Three names come to mind when we're thinking about this.  The first is Air, which was nominated for Best Picture at the Golden Globes, and was in the running for the Screenplay & Supporting Actress Oscars.  It's a traditional biopic, one with a few Oscar-favored actors (Viola Davis, Ben Affleck, Matt Damon), and has a lot of the feel-good elements we normally associate with a Best Picture nomination.  Its inability to get nominated in other categories when it clearly had a shot might indicate a lack of support...but if it was just under the cuff in those races (which is possible), why shouldn't it be just missing here?

The other two names that come to mind for me are Origin and All of Us Strangers.  These are films where it's difficult to tell how much of it was online buzz (Film Twitter can just as often make a contender come to the surface as they can make complete nonsense out of nothing-just ask Penelope Cruz & Carey Mulligan about their recent Best Actress statues for an example of the latter), but they both have the makings of a late-breaking contender.  Lots of buzz at exactly the right time, both were critically-acclaimed but were too late to get precursor traction.  Both featured performances that were in contention for lead statues (Aunjanue Ellis-Taylor and Andrew Scott), to the point where you could make a serious argument they were both in 7th and 6th place, respectively.  And both are the kind of genuinely quality movies where, if you love them, you're putting them on your list no matter their chances.  
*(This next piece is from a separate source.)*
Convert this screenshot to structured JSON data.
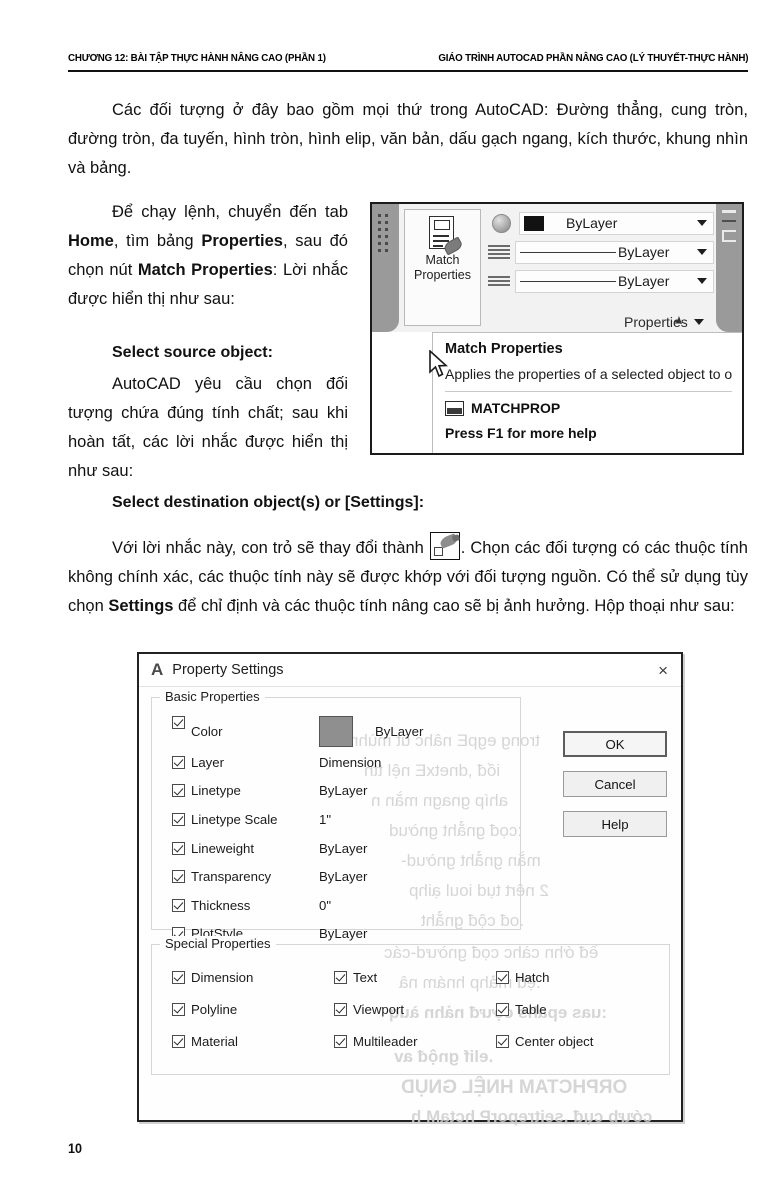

I honestly think that one of these two movies was the actual 11th place in 2023...but alas, that will become something I'll have to lose the argument for in about ten years when all of the nuances of this race will have been forgotten and we just gut-check think it's The Color Purple or May December.  Before that happens, share in the comments for posterity what you think was 11th place-and who was the film it came closest to beating.